Die Österreichische Hagelversicherung beziffert die Dürreschäden in der heimischen Landwirtschaft 2026 auf eine Milliarde Euro. Weitere 80 Mio. Euro entfallen auf Frost, Hagel, Sturm und Überschwemmungen. 80% der Ackerflächen und 40% der Grünlandflächen sind gegen Dürre versichert.

Kerstin Quirchtmayr

Redakteur/in: Kerstin Quirchtmayr - Veröffentlicht am 10.08.2026

Die anhaltende Hitze und die geringen Niederschläge führen 2026 zu hohen Schäden in der österreichischen Landwirtschaft. Die Österreichische Hagelversicherung beziffert die bisherigen Dürreschäden auf eine Milliarde Euro. Weitere 80 Mio. Euro entfallen auf Schäden durch Frost, Hagel, Sturm und Überschwemmungen.

Betroffen sind das gesamte Bundesgebiet und sämtliche Kulturen, insbesondere Grünland, Mais, Kartoffeln, Zuckerrüben, Kürbisse und Soja sowie regional auch Getreide. In manchen Regionen fiel seit dem 15. Juni um mehr als 75% weniger Niederschlag als im zehnjährigen Mittel der Jahre 2016 bis 2025.
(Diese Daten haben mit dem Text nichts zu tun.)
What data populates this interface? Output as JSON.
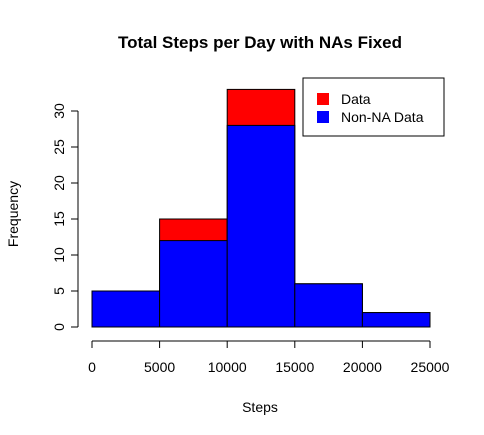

80% der Ackerflächen gegen Dürre versichert

Ein großer Teil der landwirtschaftlichen Flächen verfügt mittlerweile über Versicherungsschutz gegen Dürre. 80% der Ackerflächen und 40% der Grünlandflächen sind nach Zahlen der Österreichischen Hagelversicherung gegen dieses Risiko versichert.

Kurt Weinberger, Vorstandsvorsitzender der Österreichischen Hagelversicherung:

"Ausbleibende Niederschläge und eine Hitzewelle nach der anderen mit einem Temperaturrekord von 41,2 °C in Bad Deutsch-Altenburg (NÖ) kennzeichnen das bisherige Dürrejahr. Die Konsequenz für die Landwirtschaft: Katastrophale Dürreschäden sorgen für massive Ernteeinbußen und Futterknappheit für die Tiere."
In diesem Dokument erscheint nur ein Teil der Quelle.